Irini Mikhael was at the top of her field in 2008, working as a chemical engineer on the global team at a multinational gas company, when she decided to quit her job.

Then 25-years-old, Mikhael was pregnant, and quickly discovered that finding the right daycare for her growing family was a struggle. So she decided to engineer her own solution.

"I turned to my husband and said, 'Halim, guess what? We're going to buy a property and build a day care'," Mikhael recalled. She had made that declaration on a Sunday morning.

"By Monday afternoon I had found a property in Richmond Hill, Ont. and put in an offer. We knew how to build, how to design, and (I decided) I'm going to take my mat leave and I'm going to put everything I have into creating this beautiful building."

She opened Lullaboo Nursery and Childcare Centre to the public later that year and never went back to engineering. Today, Mikhael is the chief operating officer at Lullaboo, which has nine locations scattered across the Greater Toronto Area (GTA) and construction is underway at several additional spots.

Mikhael's career path was an unconventional one that featured many unique challenges.
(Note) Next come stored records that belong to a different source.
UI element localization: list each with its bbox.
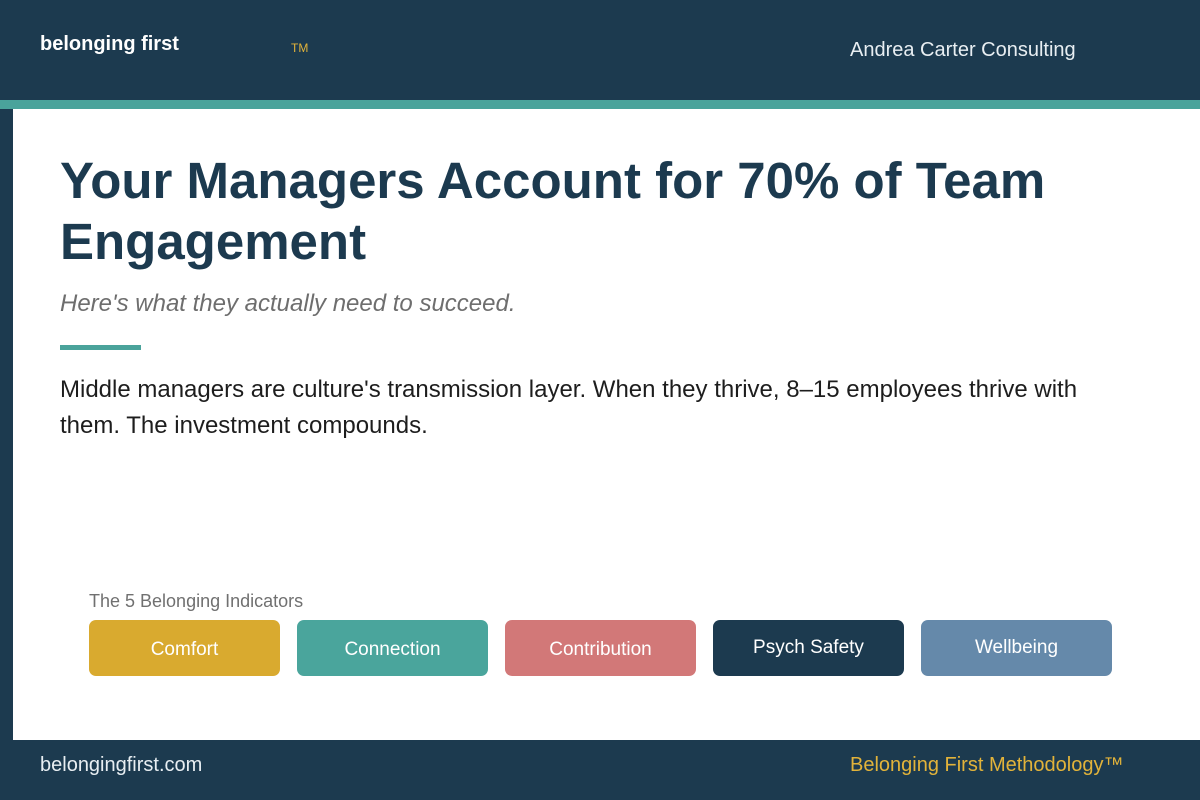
indicator-connection: Connection	[297, 620, 488, 676]
trademark-mark: TM	[291, 41, 309, 55]
indicator-label: Psych Safety	[753, 637, 864, 658]
indicator-psych-safety: Psych Safety	[713, 620, 904, 676]
header-accent-strip	[0, 100, 1200, 109]
page-subtitle: Here's what they actually need to succee…	[60, 290, 516, 317]
left-accent-bar	[0, 109, 13, 740]
indicator-contribution: Contribution	[505, 620, 696, 676]
page-title: Your Managers Account for 70% of Team En…	[60, 152, 1046, 270]
indicators-row: Comfort Connection Contribution Psych Sa…	[89, 620, 1112, 676]
indicator-comfort: Comfort	[89, 620, 280, 676]
footer-bar: belongingfirst.com Belonging First Metho…	[0, 740, 1200, 800]
indicator-label: Comfort	[150, 639, 219, 660]
indicator-label: Contribution	[549, 639, 652, 660]
brand-name: belonging first	[40, 33, 179, 55]
header-bar: belonging first TM Andrea Carter Consult…	[0, 0, 1200, 100]
website-text: belongingfirst.com	[40, 754, 203, 776]
organization-name: Andrea Carter Consulting	[850, 39, 1076, 61]
body-paragraph: Middle managers are culture's transmissi…	[60, 376, 1078, 439]
indicator-label: Connection	[344, 639, 441, 660]
indicator-label: Wellbeing	[974, 637, 1059, 658]
methodology-text: Belonging First Methodology™	[850, 754, 1124, 776]
accent-divider	[60, 345, 141, 350]
indicators-heading: The 5 Belonging Indicators	[89, 591, 304, 611]
indicator-wellbeing: Wellbeing	[921, 620, 1112, 676]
While she had the engineering background that helped with constructing a building from the ground up, she had no experience when it came to operating a daycare.

"As I was building these centres, a lot of the time I found myself in conversations with my employees and I didn't understand really how (children) were taught, what is important in child development, what are the stages we need to go through," she said. A perennial student, Mikhael decided to go back to school to get her Early Childhood Education certificate.

"It actually opened my eyes to so many things."

Mikhael hopes her story will encourage other aspiring entrepreneurs to pursue their career goals – even if it's vastly different from what they expect.

"I've been there, where people have said, 'You can't do it. What are you doing leaving a good, comfortable, global engineering job?' You sometimes have to listen to your inner voice and just do it," she said.